Code insertion is simple. The source bytecode is scanned, and instrumentation code is inserted before every assignment and around every method call. A typical insertion looks like this:
289 aload 4 // new value
291 astore_1 // Local var X
292 ldc_w #404 <String"Micro4:Micro4.java:64">
295 ldc_w #416 <String "X">
298 aload_1 // X
299 aload_2 // parent TraceLine
300 invokestatic #14 <change(String, String, Object, Trace)>
where the original code was lines 289 and 291, assigning a value to the local variable X. The instrumentation creates an event that records that on source line 64 of Micro.java (line 292), the local variable X (line 295), whose HistoryList can be found on the TraceLine in register 2 (line 299), was assigned the value in register 1 (line 298). The other kinds of events are similar.
The most common remarks I hear when introducing omniscient debugging are that it takes too much memory and it is much too slow. These are legitimate concerns, but miss the main pointdoes it work? If it is effective, there are all sorts of clever techniques for reducing the cost of the monitoring. If it isn't, who cares?
In experience with the ODB, neither CPU overhead nor memory requirements have been a stumbling block. On a 700-MHz iBook, it takes the ODB 1ms to record an assignment. I have recorded 100 million events in a 31-bit address space. A tight loop may run 300 times slower in a naïve ODB, but such a loop can also be optimized to do no recording at all (it's recomputable). Ant recompiling itself runs 7 times slower and generates about 10 million events. (We're recording Ant, not the compiler!)
There are a number of possible optimizations:
- You can start/stop recording either by hand or by writing an event pattern. Most button-push bugs are amenable to this. (Let the program start up with recording off, turn it on, push the button, turn it off, find the bug.)
- The ODB has a garbage collector that throws out old events as memory gets filled up. Of course, these are not really garbage, but it does make it possible to maintain a sliding window of events around the bug. (I find this is a grand idea, but only seldomly useful.)
- It is quite normal for a large percentage of a program to consist of well-known, "safe" code. (These are either recomputable methods, or methods we just don't want to see the interiors of.) By requesting that these methods not be instrumented, a great number of uninteresting events can be eliminated. The ODB lets you select arbitrary sets of methods, classes, or packages, which can then be instrumented or not. A good optimizer can do this automatically.
My estimate is that a well-optimized omniscient debugger would exhibit an absolute worst-case of 10 times slow-down, with 2 times being far more common.
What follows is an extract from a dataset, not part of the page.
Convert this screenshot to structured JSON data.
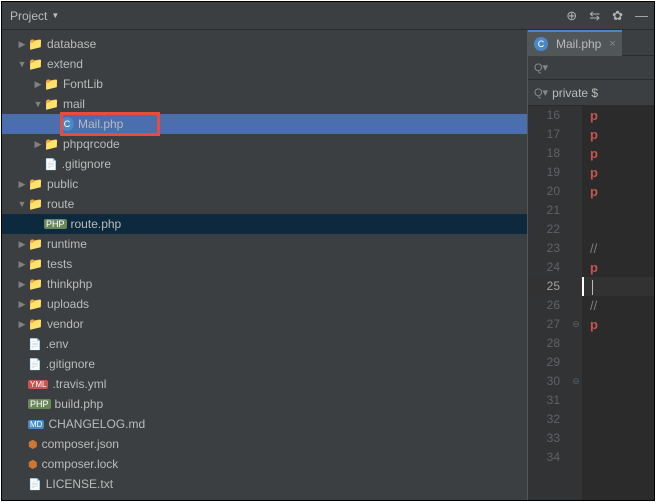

True, there are programs for which this is still too long, but not many. I've yet to encountered a bug that I couldn't find with the current ODB.
With the advent of omniscient debugging, it is becoming easier to find bugs. Bugs that were completely intractable with traditional techniques have become child's play. As optimization techniques improve and omniscient debuggers come to handle larger and larger problems, bugs will find it harder and harder to hide.